Lo que corresponde, antes que usar un concepto en boga, ajeno a lo educativo e instalado arbitrariamente, es generar un debate amplio y participativo para definir qué tipo de educación queremos y respecto de qué finalidades sociales, ello evitaría caer en el tecnicismo redundante y de sesgo estandarizador implicado en el término “calidad”. Si tuviéramos que usarlo, mientras aquella discusión se abre, tendríamos que modificar el enfoque de su definición y dotarlo de un contenido amplio, traspasando los estrechos límites del rendimiento instrumental para abrirse hacia toda la complejidad y riqueza de lo educativo.
Desde esa perspectiva, podríamos señalar preliminarmente que una escuela de calidad es aquella donde se produce integración social entre los miembros de la comunidad y donde existe una preocupación por la educación integral, incorporando con fuerza la formación ciudadana, la integración de valores sociales y el ejercicio de la libertad. Una escuela de calidad es un espacio de vocación inclusiva, por tanto un lugar donde se respetan y valoran las diferencias de quienes lo habitan. Habrá también calidad donde las prácticas cotidianas –tanto institucionales como sociales- son solidarias, promoviendo la preocupación permanente por el otro a través de actos concretos. Podrá haber calidad educativa en las escuelas que practiquen la democracia, real y no formal, donde los actores de la comunidad puedan tomar decisiones sobre el proyecto educativo y el futuro de sus miembros. Existirá calidad donde haya colaboración y no competencia, entre estudiantes, profesores y las propias escuelas. La calidad se define también por la presencia de definiciones curriculares descentralizadas, en las que se ejerce la soberanía local sobre el proyecto cultural que se elige tener. Una escuela es de calidad si está abierta a la comunidad y no cierra sus puertas ni levanta sus muros aislándose del entorno, para buscar la integración de saberes y experiencias formativas.

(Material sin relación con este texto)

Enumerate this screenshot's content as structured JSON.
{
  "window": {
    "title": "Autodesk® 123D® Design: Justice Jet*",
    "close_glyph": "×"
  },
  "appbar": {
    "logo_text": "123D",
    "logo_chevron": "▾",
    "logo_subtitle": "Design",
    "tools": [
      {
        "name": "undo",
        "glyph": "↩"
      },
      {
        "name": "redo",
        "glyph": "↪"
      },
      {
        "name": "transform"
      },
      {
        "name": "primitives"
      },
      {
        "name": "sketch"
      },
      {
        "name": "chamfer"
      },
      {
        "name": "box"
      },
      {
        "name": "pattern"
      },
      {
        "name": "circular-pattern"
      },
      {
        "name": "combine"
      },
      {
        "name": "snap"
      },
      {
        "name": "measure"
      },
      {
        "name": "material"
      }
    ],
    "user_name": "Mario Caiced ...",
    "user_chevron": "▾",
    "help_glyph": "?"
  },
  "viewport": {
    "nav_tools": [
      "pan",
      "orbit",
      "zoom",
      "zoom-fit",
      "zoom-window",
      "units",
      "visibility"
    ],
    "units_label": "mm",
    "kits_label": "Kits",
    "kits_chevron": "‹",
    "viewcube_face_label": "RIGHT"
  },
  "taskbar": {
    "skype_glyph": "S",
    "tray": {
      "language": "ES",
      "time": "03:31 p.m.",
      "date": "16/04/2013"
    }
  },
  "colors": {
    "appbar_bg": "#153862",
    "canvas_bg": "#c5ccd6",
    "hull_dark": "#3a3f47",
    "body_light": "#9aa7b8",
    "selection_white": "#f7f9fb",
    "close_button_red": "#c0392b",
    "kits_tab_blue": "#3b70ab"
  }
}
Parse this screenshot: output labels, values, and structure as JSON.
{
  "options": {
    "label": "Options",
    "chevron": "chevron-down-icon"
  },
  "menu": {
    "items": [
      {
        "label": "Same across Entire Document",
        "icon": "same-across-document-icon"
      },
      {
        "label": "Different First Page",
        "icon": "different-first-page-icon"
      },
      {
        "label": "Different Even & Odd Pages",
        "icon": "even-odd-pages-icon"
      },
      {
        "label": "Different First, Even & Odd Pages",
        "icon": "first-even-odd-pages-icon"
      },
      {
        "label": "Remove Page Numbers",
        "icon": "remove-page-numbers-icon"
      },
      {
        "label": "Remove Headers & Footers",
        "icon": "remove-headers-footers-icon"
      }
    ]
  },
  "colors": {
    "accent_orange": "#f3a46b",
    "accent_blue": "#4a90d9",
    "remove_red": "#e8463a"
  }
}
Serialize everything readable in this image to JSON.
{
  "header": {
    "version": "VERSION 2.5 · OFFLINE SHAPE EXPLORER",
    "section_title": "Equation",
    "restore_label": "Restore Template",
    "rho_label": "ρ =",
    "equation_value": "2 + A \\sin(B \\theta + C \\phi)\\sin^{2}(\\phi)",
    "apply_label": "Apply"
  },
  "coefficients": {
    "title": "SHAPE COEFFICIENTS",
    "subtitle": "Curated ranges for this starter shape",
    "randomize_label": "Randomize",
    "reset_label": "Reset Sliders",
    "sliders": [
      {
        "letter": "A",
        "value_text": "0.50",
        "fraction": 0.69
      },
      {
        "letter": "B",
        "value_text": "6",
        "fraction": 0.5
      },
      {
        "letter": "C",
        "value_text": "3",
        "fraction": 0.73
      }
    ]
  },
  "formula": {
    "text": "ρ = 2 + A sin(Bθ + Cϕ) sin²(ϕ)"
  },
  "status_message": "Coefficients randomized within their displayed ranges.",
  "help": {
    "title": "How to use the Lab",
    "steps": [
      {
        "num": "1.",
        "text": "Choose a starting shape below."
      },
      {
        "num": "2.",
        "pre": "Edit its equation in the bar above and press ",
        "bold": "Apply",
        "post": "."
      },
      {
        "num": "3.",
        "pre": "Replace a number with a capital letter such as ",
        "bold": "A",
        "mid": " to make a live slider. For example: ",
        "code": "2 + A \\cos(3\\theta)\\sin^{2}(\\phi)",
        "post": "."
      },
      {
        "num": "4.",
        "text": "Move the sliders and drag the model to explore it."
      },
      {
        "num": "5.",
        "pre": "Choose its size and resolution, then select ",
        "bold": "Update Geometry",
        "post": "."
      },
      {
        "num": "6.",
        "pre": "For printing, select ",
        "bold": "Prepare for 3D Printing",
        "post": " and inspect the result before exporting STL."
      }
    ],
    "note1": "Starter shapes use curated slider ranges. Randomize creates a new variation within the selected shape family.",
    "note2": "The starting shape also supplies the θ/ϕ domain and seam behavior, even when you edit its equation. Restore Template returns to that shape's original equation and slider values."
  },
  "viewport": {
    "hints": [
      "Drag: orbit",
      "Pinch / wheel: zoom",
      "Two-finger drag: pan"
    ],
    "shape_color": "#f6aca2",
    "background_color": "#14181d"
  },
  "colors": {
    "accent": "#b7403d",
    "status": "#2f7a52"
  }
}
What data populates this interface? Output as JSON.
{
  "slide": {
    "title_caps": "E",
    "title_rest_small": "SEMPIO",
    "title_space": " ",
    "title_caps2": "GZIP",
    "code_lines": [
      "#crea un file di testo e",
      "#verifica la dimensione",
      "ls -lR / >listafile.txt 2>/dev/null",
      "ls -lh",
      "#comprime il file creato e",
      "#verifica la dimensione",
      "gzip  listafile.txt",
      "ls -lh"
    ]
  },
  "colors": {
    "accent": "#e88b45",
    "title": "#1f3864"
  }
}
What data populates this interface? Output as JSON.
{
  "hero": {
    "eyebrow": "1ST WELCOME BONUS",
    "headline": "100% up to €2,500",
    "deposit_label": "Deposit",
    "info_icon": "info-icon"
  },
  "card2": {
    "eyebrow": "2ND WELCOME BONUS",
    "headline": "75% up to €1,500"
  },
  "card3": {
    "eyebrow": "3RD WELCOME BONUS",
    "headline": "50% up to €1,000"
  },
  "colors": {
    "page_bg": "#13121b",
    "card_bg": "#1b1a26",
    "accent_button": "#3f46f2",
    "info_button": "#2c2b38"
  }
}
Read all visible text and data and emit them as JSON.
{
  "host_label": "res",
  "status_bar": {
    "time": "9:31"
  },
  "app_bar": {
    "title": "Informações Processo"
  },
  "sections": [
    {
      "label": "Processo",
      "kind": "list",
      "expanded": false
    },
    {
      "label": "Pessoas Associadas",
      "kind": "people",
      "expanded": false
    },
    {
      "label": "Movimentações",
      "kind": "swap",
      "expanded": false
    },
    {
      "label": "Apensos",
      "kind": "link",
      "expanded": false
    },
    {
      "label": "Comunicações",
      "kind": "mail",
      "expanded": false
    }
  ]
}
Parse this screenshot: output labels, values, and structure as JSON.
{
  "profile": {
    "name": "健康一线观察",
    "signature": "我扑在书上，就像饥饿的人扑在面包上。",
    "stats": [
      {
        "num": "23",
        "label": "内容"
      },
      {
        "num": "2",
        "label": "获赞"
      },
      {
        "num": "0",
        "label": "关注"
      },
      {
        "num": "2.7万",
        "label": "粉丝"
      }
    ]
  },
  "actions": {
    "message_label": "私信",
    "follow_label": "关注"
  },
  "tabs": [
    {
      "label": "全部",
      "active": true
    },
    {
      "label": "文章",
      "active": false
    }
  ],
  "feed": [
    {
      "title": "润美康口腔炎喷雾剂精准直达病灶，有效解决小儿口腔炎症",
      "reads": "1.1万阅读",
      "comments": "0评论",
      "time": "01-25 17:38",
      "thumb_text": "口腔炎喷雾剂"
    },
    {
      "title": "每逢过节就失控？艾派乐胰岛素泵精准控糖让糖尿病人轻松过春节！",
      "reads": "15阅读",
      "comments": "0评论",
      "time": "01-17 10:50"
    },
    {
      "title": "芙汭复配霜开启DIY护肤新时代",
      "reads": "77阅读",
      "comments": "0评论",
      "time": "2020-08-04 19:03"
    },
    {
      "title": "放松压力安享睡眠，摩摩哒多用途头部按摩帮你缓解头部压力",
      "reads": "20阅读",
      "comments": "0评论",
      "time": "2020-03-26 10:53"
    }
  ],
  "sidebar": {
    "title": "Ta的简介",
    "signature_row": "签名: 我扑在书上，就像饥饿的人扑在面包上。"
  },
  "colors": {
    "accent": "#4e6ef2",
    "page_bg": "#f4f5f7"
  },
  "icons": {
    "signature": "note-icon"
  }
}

Una escuela de calidad es aquella en que el rendimiento académico está centrado en un concepto de aprendizaje amplio, multidimensional, orientado capacidades reflexivas más que a contenidos o a habilidades instrumentales; donde se promueva la reflexión crítica y la ampliación de las visiones de mundo. La escuela en Chile será de calidad si el conjunto de la labor educativa es evaluada colocando el mayor énfasis en los procesos y en donde desaparezca la medición estandarizada-censal y paramétrica.
Finalmente, el juicio público y especialmente el del Estado no puede dejar de considerar la amplitud de dimensiones involucradas en una buena educación; de hecho se debe tener en cuenta que hoy, con educación de mercado, con grandes desigualdades y con recursos insuficientes, existen muchas escuelas, principalmente públicas, donde la labor es en este sentido inconmensurable, dadas las dificultades del contexto. Pero el veredicto oficial, en vez de apoyarlas, las condena sistemáticamente por no sobrepasar el promedio nacional del Simce, a pesar del enorme valor del trabajo que en esos lugares se realiza. Allí el Estado, simplemente está cometiendo una aberración, frustrando los esfuerzos y las esperanzas de comunidades enteras, en beneficio de un concepto de calidad qué solo sirve para la mantención del modelo.
Miguel Caro es Profesor de Historia y Geografía, Director Departamento de Educación, Universidad ARCIS.